Der Adelberger Freihof

Esslingen mit der Obertor-Vorstadt, Kieser' sches Forstlagerbuch, 1683/85. Copyright: LABW
Esslingen mit der Obertor-Vorstadt, Kieser' sches Forstlagerbuch, 1683/85. Copyright: Landesarchiv BW

Der Pfleghof des Klosters Adelberg ist 1248 als area (Hofstatt) des Heinrich von Wendlingen erstmals genannt. Er lag im 13. Jh. im Bereich des abgegangenen Weilers Mühlbronn, außerhalb der Stadtmauern und des 1219 errichteten Wolfs- oder Brottors. Durch das Tor verlief der Verkehrsweg vom Neckar- ins Filstal, Teil der Reichsstraße Cannstatt-Ulm. Spätestens nach der Ummauerung der Obertor-Vorstadt und dem Bau des Oberen Tors um 1330 verlief die Reichsstraße auf der Obertorgasse am Adelberger Hof vorbei. Die Gebäude des Hofes wurden 1791 abgebrochen.

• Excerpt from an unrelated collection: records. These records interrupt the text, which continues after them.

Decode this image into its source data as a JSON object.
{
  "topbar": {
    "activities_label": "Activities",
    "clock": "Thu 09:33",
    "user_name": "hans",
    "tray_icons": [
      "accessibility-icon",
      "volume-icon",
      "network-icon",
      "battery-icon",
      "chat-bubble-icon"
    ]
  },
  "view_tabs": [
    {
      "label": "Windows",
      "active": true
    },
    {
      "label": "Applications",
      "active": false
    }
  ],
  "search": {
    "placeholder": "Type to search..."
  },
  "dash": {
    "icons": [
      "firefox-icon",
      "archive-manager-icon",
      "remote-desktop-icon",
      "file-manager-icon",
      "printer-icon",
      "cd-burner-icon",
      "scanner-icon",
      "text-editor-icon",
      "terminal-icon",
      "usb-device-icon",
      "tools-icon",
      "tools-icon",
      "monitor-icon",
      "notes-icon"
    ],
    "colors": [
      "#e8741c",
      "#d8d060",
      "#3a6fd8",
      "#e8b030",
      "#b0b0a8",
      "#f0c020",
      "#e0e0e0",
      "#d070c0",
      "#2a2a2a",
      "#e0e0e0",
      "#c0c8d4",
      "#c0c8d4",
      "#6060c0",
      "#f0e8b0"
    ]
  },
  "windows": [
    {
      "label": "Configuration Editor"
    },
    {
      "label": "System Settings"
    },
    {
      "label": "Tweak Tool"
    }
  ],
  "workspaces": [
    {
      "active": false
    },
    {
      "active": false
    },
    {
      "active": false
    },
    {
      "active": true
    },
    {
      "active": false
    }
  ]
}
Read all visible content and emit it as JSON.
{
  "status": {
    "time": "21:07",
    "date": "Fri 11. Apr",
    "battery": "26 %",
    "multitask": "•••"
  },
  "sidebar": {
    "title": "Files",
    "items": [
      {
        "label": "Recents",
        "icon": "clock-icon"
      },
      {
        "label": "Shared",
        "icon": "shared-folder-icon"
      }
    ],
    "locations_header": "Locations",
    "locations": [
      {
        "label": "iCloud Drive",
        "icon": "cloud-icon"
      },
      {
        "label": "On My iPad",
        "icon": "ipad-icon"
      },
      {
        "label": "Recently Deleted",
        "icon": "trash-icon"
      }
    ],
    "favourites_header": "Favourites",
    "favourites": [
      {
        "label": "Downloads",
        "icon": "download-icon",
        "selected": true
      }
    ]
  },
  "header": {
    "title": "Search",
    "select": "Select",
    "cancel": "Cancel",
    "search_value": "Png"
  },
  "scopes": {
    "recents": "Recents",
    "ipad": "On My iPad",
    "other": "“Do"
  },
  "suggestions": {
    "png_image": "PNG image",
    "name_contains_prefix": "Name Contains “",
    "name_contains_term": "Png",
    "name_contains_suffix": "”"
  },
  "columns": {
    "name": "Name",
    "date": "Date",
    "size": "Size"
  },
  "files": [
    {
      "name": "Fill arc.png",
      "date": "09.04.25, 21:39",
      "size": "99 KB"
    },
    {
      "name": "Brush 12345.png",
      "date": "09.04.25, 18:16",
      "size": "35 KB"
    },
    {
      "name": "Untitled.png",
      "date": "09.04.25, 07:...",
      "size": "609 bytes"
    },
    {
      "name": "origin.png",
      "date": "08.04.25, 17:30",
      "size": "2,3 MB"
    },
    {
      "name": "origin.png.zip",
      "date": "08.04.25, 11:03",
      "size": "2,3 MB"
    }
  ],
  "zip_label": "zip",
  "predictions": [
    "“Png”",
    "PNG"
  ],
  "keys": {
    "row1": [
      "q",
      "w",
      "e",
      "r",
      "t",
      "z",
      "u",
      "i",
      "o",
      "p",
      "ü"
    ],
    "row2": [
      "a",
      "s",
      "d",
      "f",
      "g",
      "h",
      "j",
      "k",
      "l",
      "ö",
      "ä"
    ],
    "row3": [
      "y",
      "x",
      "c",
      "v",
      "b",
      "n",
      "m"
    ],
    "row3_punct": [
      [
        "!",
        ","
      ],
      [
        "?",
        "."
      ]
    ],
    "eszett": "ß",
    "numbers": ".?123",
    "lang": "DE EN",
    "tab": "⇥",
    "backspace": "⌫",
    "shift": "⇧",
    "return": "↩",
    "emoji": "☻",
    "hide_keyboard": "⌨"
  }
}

Die Erstnennung der area 1248 erfolgt anlässlich der Beurkundung eines Vergleichs zwischen der Stadt und dem Kloster. Dabei ist sie als Klosterbesitz genannt, weshalb Heinrich als Vorbesitzer anzusehen ist. Im 16. Jh. war der Hof Eigen des Klosters. Die Herren von Wendlingen sind im 13. Jh. als Dienstleute der Grafen von Aichelberg bezeugt und erscheinen 1341 als Esslinger Bürger. Der Adelberger Hof blieb Klosterbesitz, bis er durch die Reformation 1535 an Württemberg fiel.

Der Pfleghof war für das Kloster weniger aus wirtschaftlichen Gründen wichtig. Vielmehr diente der Hof dem Abt als Wohnung während seiner Aufenthalte in der Stadt sowie als Aufbewahrungsort klösterlicher Wertsachen in Krisenzeiten. Diesen Zwecken entsprachen die in der behaußung vorhandenen drei Stuben sowie die Kapelle (1597).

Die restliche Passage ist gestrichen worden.